A clean, diluted bitumen, low in contaminants and with the appropriate viscosity is then ready to be transported through a 444-long-km pipeline to the Scotford upgrader, which will use hydrogen-addition technology to process the bitumen into low-sulphur synthetic crude oils. Initial production will total 130,000 barrels per day of light synthetic crude oil plus another 60,000 barrels per day of
heavier grade vacuum gas oil.
These synthetic crude oils will be sold to Shell’s Scotford and Sarnia refineries, and Chevron’s Salt Lake and Burnaby refineries. Shell, Chevron Texaco and Western Oil are sharing the costs of constructing the Muskeg River mine and the Scotford upgrader based on their respective interests. However, initial capital estimates of $3.8 billion have soared 37% to $5.2 billion. Camarta blames some of the increase on a shortage of labour due to the high level of construction activity in the oil and gas industry. The project was also affected by price increases for piping and electrical.
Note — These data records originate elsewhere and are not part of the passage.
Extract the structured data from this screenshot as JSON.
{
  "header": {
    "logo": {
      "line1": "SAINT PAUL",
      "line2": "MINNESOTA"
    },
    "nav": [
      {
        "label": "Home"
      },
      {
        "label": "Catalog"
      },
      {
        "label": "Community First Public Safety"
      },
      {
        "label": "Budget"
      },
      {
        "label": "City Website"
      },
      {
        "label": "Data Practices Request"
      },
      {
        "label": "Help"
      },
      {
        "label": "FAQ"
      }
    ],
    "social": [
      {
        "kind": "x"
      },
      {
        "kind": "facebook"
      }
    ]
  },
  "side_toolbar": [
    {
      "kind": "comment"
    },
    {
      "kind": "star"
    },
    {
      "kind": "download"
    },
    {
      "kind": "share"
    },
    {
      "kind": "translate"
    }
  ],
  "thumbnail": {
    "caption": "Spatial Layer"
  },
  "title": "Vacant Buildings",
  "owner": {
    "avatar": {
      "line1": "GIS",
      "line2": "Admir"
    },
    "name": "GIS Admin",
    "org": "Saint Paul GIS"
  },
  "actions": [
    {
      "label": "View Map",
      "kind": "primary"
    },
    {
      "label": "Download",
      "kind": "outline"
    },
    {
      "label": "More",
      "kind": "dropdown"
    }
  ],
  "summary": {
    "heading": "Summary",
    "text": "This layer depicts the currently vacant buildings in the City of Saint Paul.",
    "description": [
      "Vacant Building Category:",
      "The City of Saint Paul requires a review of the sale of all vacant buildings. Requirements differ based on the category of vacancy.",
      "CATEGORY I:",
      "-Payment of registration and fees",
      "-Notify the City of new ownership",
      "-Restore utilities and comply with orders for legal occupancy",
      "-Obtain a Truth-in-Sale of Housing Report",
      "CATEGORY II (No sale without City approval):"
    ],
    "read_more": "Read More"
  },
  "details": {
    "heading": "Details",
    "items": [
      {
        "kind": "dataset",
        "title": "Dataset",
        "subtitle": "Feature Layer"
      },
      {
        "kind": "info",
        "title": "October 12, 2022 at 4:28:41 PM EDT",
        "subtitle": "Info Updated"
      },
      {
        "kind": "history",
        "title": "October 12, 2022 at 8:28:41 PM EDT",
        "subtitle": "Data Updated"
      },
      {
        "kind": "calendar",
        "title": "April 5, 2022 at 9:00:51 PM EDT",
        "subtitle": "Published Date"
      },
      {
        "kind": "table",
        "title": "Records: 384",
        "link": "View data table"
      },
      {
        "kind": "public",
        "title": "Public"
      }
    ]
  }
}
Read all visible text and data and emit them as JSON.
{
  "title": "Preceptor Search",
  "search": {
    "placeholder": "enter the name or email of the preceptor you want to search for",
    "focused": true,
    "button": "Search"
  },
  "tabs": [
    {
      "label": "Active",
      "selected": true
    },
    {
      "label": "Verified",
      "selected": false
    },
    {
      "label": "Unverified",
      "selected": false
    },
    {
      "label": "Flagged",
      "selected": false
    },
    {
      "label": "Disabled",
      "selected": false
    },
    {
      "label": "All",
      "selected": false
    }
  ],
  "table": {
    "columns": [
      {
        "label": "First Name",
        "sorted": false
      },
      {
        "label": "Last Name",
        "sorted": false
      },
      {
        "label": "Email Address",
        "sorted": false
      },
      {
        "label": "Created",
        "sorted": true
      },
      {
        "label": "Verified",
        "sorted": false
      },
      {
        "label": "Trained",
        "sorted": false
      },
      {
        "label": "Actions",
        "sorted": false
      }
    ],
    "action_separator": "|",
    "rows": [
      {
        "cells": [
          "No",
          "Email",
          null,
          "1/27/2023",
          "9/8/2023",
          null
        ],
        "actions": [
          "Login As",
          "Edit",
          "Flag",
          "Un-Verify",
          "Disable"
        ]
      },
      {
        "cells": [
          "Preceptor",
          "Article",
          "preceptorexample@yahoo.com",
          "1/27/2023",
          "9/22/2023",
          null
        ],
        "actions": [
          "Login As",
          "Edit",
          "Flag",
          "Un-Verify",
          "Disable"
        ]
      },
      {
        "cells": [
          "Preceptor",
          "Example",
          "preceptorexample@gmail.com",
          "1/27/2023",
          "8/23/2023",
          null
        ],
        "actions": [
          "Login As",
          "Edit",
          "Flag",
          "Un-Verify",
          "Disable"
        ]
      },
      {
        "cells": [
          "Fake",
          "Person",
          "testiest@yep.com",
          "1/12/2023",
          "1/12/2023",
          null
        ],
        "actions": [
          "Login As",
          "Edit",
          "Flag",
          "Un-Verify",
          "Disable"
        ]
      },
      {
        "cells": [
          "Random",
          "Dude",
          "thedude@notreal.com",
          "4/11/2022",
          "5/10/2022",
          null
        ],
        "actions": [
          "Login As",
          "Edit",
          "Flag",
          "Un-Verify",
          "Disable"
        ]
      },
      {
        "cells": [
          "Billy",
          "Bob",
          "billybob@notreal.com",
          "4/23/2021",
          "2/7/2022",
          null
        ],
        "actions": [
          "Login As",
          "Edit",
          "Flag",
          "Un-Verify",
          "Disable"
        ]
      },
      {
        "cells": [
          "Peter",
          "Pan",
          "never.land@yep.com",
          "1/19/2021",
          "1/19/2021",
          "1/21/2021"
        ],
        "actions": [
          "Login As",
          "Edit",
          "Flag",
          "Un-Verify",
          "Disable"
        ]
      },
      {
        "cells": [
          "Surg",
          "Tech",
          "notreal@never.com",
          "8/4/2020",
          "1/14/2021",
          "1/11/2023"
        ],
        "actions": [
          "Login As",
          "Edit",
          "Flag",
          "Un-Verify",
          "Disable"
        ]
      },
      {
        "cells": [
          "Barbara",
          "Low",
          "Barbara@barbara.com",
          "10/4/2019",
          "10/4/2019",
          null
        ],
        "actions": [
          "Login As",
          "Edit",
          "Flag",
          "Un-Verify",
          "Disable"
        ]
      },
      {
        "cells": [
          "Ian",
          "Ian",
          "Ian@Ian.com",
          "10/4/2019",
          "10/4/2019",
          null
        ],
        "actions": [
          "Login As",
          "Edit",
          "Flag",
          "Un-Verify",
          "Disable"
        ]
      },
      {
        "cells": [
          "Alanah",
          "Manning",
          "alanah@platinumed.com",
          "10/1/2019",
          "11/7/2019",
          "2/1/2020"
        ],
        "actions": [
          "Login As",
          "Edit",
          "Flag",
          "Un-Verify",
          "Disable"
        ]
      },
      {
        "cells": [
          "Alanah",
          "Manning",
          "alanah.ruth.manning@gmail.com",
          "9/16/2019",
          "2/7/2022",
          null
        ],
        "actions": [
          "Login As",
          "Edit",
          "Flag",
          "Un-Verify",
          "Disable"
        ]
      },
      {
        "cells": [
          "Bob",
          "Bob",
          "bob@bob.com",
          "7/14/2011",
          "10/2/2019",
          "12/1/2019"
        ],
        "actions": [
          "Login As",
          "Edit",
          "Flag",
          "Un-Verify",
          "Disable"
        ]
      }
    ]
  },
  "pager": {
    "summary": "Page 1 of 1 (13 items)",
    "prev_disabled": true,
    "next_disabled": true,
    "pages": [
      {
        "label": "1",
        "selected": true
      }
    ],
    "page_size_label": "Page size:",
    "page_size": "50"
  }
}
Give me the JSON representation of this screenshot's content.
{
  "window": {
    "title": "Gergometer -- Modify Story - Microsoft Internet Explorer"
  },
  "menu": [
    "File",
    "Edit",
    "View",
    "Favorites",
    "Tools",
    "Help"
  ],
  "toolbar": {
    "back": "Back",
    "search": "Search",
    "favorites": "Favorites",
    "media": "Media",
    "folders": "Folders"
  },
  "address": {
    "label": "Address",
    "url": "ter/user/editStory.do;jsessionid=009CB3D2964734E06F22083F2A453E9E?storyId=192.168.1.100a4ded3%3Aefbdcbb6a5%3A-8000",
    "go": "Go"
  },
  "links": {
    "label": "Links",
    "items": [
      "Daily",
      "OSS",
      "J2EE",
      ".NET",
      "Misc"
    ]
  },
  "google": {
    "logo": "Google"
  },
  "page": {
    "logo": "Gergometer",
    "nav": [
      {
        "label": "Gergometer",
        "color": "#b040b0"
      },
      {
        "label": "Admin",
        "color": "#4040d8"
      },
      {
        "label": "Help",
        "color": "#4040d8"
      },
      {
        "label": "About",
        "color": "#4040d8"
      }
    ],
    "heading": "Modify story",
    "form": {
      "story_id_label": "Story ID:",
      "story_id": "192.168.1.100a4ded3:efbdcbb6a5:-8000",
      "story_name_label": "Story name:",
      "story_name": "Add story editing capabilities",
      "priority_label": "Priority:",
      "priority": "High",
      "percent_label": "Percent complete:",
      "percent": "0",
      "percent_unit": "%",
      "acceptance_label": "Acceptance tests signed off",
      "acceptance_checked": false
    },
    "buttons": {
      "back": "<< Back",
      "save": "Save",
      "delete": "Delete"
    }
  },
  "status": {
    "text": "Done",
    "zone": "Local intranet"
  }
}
Says Camarta: “The crunch has really been on the labour side, especially when we were going head-to-head with some of the other major oil sands projects last year. We just couldn’t get enough welders.”
In addition to the mine and upgrader operations, a number of new facilities are being constructed by companies outside the joint venture. The 444-km Corridor pipeline, which will carry bitumen slurry from the Muskeg River mine to the Scotford upgrader, is being built for $600 million by Trans Mountain Pipe Line, a subsidiary of BC Gas. “They’re right on track and on schedule, and they are doing a great job,” says Camarta.
ATCO Power Canada is building new cogeneration power plants at both the mine site and the Scotford upgrader. Shell, itself, is solely investing an additional $500 million to modify the Scotford refinery so that it can utilize the new synthetic crude oils.
Cash costs are projected at $10-12 per barrel, based on a natural gas price of $3.85 per thousand cubic feet. Every dollar increase in natural gas adds about 65 to the cost base. Based on the revised capital cost and a crude oil price of US$18 per barrel, the Athabasca project runs a projected 15% rate of return.
“It’s not as good as it used to be, because we’re dragging more of a piano behind us with this capital cost,” says Camarta. “But it does set us up with a pretty good growth platform.”
The Athabasca project is anchored on 1.65 billion recoverable barrels of bitumen on the west side of Lease 13. Another 3.2 billion barrels of bitumen lie on the east side of Lease 13, and two other leases, 88 and 89, contain an additional 3.9 billion barrels of bitumen. Down the road, Shell is looking to expand production at the Muskeg River mine by another 70,000 barrels per day before moving over to the east side and starting up the 200,000-barrel-per-day stand alone Jackpine mine. Shell initiated the regulatory review process for the Jackpine mine last fall. Camarta further envisions the Jackpine mine extending on to leases 88 and 89 and adding a further 100,000 barrels per day.